We will be working to make Meta even more powerful and useful for the entire scientific community, and are committed to offering these tools and features for free to all researchers.
Meta’s tools can dramatically accelerate scientific progress and move us closer to our goal: to support science and technology that will make it possible to cure, prevent or manage all diseases by the end of the century. Meta will help scientists learn from others’ discoveries in real time, find key papers that may have gone unnoticed, or even predict where their field is headed.
The potential for this kind of platform is virtually limitless: a researcher could use Meta to help identify emerging techniques for understanding coronary artery disease; a graduate student could see that two different diseases activate the same immune defense pathway; and clinicians could find scientists working on the most promising Zika treatments sooner. In the long run, it could be extended to other areas of knowledge: for example, it could help educators stay up to date on developmental science to better understand how children learn.

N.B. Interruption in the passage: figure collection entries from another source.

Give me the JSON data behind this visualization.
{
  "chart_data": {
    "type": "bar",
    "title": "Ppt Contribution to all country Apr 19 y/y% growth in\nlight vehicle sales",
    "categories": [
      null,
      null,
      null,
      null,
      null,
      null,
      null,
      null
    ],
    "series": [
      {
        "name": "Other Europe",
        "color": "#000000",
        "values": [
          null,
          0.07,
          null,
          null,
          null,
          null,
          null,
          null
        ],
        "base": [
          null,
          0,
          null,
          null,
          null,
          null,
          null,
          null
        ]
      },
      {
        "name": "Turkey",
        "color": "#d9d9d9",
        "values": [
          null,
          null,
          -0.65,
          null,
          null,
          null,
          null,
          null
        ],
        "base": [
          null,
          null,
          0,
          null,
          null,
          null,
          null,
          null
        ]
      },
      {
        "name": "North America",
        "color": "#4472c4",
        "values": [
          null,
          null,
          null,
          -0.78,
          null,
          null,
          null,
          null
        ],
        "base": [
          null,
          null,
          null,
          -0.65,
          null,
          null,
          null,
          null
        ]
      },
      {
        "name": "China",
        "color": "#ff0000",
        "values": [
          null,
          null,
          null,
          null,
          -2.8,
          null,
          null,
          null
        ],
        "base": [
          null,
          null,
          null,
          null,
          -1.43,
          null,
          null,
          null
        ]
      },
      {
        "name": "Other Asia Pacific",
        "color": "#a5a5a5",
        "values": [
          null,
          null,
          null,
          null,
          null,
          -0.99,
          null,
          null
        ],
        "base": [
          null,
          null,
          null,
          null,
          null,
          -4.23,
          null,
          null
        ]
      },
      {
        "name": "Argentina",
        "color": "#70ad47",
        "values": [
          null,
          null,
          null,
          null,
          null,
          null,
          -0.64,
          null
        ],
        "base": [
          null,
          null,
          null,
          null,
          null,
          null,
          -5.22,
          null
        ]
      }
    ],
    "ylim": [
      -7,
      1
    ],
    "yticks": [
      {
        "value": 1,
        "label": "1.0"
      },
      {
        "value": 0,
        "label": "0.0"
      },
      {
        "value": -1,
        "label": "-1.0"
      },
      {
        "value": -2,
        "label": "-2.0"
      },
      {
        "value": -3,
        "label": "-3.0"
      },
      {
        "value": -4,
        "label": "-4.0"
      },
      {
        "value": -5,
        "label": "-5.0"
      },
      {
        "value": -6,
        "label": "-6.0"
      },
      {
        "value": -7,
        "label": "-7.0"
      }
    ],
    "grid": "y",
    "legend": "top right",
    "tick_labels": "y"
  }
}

We are enthusiastic about working with Sam Molyneux, his sister and co-founder, Amy Molyneux and the entire Meta team to support and improve this new tool. If you are intrigued, you can reserve a free account at meta.org and get a feel for what it does, and stay tuned for updates to the platform.
Scientists and engineers working together can achieve amazing things — and can help us succeed in our mission to advance human potential and promote equal opportunity.